If there is anything approaching a magic word in politics and public policy, that word would be “infrastructure.” This word carries extra weight in Northeast Florida, an area that seems to be perpetually under construction. Observers on all sides seem to agree that we could be doing a lot more in this situation. Sheldon Gardner of the St. Augustine Record reported on Wednesday, Aug. 8 about a harsh self-assessment from local officials regarding its infrastructure.
The city gave itself a C+, which is up slightly from last year’s C, but still cause for concern. “The report, with help from city consultant Four Waters Engineering, considers more than just the condition of the infrastructure to produce the grades,” she writes. “The assessment also takes into account factors such as the city’s funding versus the funding needs and public safety implications if the infrastructure fails.” This is a big deal in a city whose framework, particularly historic roads and bridges, constitute much of its appeal to the tourist market, so the report has already spurred some tough talk.
“Compared with 2015’s results, the water distribution system went from a C to a B-, the sewer collection system went from a C to a C+, the wastewater treatment system went from a C to a C+, and the stormwater system went from a D+ to a C,” writes Gardner. “ … the biggest gripes among residents are the city’s roads. They improved from a D+ in 2015 to a C this year.” She notes that 14 miles of those roads are ”in critical need of rehabilitation,” which will be addressed first.
The report estimates that bringing the city’s roads up to standards will cost about $10 million over the next few years. According to Deputy Public Works Director Todd Grant, “[T]he city tries to address the worst roads first. The Public Works Department creates an annual list of roads to pave. Officials coordinate paving with utilities projects.” The past couple years of storms led to flooding that exacerbated problems, but the visceral nature of the damage has forced city leaders to see reality, and it seems everyone is really on the same page, which is rare, but nice to see.
UNF STUDENT BLASTS OFF
“Space is the place,” said the late, great jazzman Herman Blount, aka Sun Ra. The rise of privatized space-flight companies like SpaceX and Virgin Galactic has reinforced humanity’s fascination with the universe since the beginning of time, a theme that’s influenced a generation raised on sci-fi films and weaned on communications technologies developed during the Space Race. The Hubble Telescope and the International Space Station have brought the mysteries of the cosmos into sharper focus, and blurred traditional boundaries among nations, and between the public and private sector. And now, with the president pushing the idea of a Space Force (drawing equal parts ridicule and rumination), Americans are thinking about the future of space exploration in a way we probably haven’t since the Challenger disaster 31 years ago.

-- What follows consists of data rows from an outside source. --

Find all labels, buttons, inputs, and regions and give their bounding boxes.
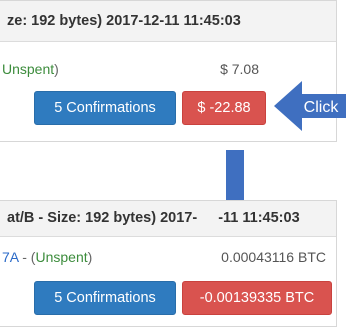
value-toggle-button-bottom[interactable]: -0.00139335 BTC [182,281,332,315]
address-separator: - ( [18,249,36,265]
output-amount-top: $ 7.08 [220,61,259,77]
click-arrow-label: Click [304,99,340,116]
confirmations-button-top[interactable]: 5 Confirmations [34,91,176,125]
output-amount-bottom: 0.00043116 BTC [221,249,326,265]
transaction-header-top: ze: 192 bytes) 2017-12-11 11:45:03 [0,1,336,42]
value-toggle-button-top[interactable]: $ -22.88 [182,91,266,125]
unspent-status-label: Unspent [35,249,88,265]
unspent-status-label: Unspent [2,61,55,77]
status-close-paren: ) [54,61,59,77]
output-address-row: 7A - (Unspent) [2,249,92,265]
confirmations-button-bottom[interactable]: 5 Confirmations [34,281,176,315]
header-left-text: at/B - Size: 192 bytes) 2017- [7,210,198,226]
address-link[interactable]: 7A [2,249,18,265]
transaction-panel-bottom: at/B - Size: 192 bytes) 2017- -11 11:45:0… [0,200,337,327]
output-status-top: Unspent) [2,61,59,77]
transaction-header-bottom: at/B - Size: 192 bytes) 2017- -11 11:45:0… [0,201,336,237]
click-arrow: Click [272,78,348,139]
arrow-left-icon: Click [274,81,346,131]
header-right-text: -11 11:45:03 [218,210,300,226]
status-close-paren: ) [87,249,93,265]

Florida will always have a leading role in this, and local students are already playing a part. On Aug. 12, Spinnaker editor-in-chief Hannah Lee wrote about University of North Florida junior Lee Giat, pursuing a double major in astrophysics and multimedia productions, who’s now poised to go where no man has ever gone before—well, few men, anyway.
“At only 20 years old,” she writes, “he has his own pilot’s license, is the director of his own film studio, and now he’s going to study in Russia at the Yuri Gagarin Cosmonaut Training Center. ... The trip is a part of the Student Astronaut 2018 contest hosted by the Xploration Station. Xploration Station is a science-based television network that focuses on teaching teens and families about STEM careers and topics.” Giat applied last year, but didn’t make the cut. Undaunted, he tried again in July and was approved last week.
This is a fine achievement not just for Giat, but for the community that has nurtured his interests. “One of the reasons Giat entered the Student Astronaut Contest last year and this year was … his love of entering film contests,” writes Lee. “Besides learning about space and teaching it to kids at the MOSH Museum as a planetarium educator, he is also the creator and executive director of his company, Flying Ostrich Media.” Giat already has experience in Russian outreach, as part of the U.S.-Russia Youth TV Bridge a few years ago.
Giat will be in Russia from Sept. 28 through Oct. 5; he says his long-term goal is to film the first motion picture in space, which would make him an instant legend in film circles.